Primary care clinicians are often caught between a rock and hard place. Antibiotic prescribing offers a classic example. The rock – patients often want antibiotics for common infections, are happier with their PCP if she or he gives them antibiotics, and the visit length tends to be shorter when antibiotics are prescribed since less patient education is needed. The hard place – most of the common infections for which antibiotics are prescribed are viral; patients tend towards skepticism if their PCP won’t prescribe antibiotics, especially when “they’re the only thing that works for me;” and the visits take longer since the reasons not to prescribe antibiotics take time to explain.

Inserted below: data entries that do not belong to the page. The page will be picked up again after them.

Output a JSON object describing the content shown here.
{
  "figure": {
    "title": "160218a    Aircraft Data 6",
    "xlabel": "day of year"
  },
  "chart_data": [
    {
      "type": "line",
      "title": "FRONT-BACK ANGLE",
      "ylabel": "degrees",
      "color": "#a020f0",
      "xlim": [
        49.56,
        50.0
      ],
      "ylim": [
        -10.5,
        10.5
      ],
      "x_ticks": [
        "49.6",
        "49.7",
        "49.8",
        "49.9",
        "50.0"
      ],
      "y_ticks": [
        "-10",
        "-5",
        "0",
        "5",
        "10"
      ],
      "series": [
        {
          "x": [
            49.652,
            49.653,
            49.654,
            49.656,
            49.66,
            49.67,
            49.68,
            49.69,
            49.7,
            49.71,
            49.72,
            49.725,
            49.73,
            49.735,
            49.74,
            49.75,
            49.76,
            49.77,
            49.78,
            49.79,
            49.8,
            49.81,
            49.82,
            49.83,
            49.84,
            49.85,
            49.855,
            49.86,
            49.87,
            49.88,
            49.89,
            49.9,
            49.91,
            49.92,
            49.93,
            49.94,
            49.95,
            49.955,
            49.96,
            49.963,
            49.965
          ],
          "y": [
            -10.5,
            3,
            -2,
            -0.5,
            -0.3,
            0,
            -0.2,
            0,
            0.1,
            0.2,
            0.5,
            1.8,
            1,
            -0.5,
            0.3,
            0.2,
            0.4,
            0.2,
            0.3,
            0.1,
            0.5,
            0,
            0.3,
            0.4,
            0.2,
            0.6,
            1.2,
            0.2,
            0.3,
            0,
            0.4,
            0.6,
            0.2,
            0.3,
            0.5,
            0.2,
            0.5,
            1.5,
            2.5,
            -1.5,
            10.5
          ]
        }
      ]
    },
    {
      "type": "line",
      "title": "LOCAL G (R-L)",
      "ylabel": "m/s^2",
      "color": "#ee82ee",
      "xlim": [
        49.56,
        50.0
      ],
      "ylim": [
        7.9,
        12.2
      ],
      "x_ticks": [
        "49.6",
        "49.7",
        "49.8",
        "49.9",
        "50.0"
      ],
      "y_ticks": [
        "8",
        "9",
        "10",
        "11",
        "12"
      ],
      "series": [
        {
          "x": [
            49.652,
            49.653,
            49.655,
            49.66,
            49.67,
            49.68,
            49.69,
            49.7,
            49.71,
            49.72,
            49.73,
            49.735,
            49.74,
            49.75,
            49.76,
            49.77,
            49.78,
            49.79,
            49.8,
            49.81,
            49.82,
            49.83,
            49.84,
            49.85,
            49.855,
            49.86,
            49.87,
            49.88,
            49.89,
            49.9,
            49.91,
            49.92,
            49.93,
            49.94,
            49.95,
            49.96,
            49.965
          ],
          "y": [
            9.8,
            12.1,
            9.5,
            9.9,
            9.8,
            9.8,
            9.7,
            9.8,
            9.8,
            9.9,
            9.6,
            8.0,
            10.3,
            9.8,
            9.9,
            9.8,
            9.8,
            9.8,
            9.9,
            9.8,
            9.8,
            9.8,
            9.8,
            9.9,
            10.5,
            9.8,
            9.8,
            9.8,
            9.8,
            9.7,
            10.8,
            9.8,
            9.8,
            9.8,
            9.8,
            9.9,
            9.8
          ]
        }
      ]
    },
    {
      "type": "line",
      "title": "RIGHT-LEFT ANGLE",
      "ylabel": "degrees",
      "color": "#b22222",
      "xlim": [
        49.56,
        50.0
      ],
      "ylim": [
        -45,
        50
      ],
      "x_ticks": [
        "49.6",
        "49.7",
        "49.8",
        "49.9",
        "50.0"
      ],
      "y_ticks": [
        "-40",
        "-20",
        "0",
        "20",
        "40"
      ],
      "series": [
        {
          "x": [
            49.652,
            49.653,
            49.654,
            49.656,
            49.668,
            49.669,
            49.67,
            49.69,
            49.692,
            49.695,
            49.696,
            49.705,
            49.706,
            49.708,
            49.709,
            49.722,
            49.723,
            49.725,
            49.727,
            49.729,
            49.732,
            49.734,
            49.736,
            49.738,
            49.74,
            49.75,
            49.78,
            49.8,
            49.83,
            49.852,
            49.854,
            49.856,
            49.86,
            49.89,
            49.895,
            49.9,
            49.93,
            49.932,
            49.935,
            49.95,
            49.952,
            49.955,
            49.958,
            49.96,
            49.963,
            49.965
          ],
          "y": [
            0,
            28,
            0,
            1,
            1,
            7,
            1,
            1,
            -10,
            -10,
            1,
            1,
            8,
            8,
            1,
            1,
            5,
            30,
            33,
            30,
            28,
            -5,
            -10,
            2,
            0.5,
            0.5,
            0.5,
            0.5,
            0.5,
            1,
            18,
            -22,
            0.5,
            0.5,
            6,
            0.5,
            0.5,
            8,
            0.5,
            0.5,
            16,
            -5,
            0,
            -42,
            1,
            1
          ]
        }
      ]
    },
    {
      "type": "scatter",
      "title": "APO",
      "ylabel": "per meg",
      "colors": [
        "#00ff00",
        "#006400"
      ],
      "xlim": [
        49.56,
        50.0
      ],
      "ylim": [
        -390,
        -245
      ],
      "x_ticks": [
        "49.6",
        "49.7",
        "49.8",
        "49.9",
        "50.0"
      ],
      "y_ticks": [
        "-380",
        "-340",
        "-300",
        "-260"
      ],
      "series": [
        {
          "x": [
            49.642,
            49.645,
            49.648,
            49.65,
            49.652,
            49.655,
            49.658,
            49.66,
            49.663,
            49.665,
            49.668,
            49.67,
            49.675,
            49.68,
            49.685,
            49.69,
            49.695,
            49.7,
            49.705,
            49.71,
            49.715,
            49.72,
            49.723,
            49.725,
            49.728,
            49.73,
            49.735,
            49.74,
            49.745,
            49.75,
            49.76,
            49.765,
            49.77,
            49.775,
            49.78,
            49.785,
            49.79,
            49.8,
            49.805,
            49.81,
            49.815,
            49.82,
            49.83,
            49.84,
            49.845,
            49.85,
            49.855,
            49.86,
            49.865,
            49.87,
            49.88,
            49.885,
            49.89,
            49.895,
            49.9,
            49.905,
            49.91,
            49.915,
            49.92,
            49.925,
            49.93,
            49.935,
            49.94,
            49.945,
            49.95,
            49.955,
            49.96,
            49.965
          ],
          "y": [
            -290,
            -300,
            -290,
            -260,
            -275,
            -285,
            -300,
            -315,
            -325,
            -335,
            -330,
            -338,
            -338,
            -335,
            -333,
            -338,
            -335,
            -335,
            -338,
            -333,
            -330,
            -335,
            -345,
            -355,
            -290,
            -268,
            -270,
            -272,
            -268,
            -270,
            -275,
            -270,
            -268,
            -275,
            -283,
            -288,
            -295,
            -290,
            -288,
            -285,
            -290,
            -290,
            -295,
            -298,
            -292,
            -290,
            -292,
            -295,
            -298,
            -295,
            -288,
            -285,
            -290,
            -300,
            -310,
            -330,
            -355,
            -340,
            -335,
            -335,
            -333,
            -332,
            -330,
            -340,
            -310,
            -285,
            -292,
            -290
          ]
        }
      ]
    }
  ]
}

Two recent studies highlight the ongoing squeeze between these unyielding forces. JAMA Internal Medicine recently published a “research letter” looking at the relationship between the time of the office visit and the rate of antibiotic prescribing for low-risk acute respiratory infections. For early morning visits, the rate of antibiotic prescribing was 26%. For late afternoon visits, the antibiotic prescription rate was 35%. The authors indicate this may be due to “decision fatigue” as the day wears on. Decision fatigue is a concept developed by some psychologists who had extra time on their hands and were looking around for something to do. They determined that judges are less likely to grant parole later in the day, since denying parole is easier than granting it. My take on the JAMA Internal Medicine paper’s findings is that while decision fatigue may well be an issue, other factors are at work. In late afternoon, the number of patients waiting in the waiting room is higher, clinicians are further behind schedule, the stack of messages needing to be addressed is taller, and the number of test results needing to be reviewed is peaking. In any case, for whatever reason or reasons, we PCPs are apparently not practicing a consistent standard of medicine throughout the course of the long office day. At least when it comes to antibiotics.
The other paper was just published in JAMA Pediatrics. It showed both a continuing high rate of antibiotic prescribing for pharyngitis in children (60% of all visits), but more alarmingly, it showed a steady increase in the prescribing of broad-spectrum antibiotics. Pharyngitis in kids is uncommonly bacterial. But when it is, the culprit is almost always Group A strep. Group A strep is almost always sensitive to penicillin or amoxicillin. So, if we are going to inappropriately prescribe antibiotics for kids with sore throats, let’s at least prescribe the appropriate inappropriate antibiotic.
The squeeze is on. I don’t mean to make light of how challenging it is to get through the long clinic day, treat each patient and family member with empathy and respect, avoid missing serious problems, and try to improve the health status of the people coming to our door. But hopefully we can continue to work on gradually reducing the inappropriate use of antibiotics.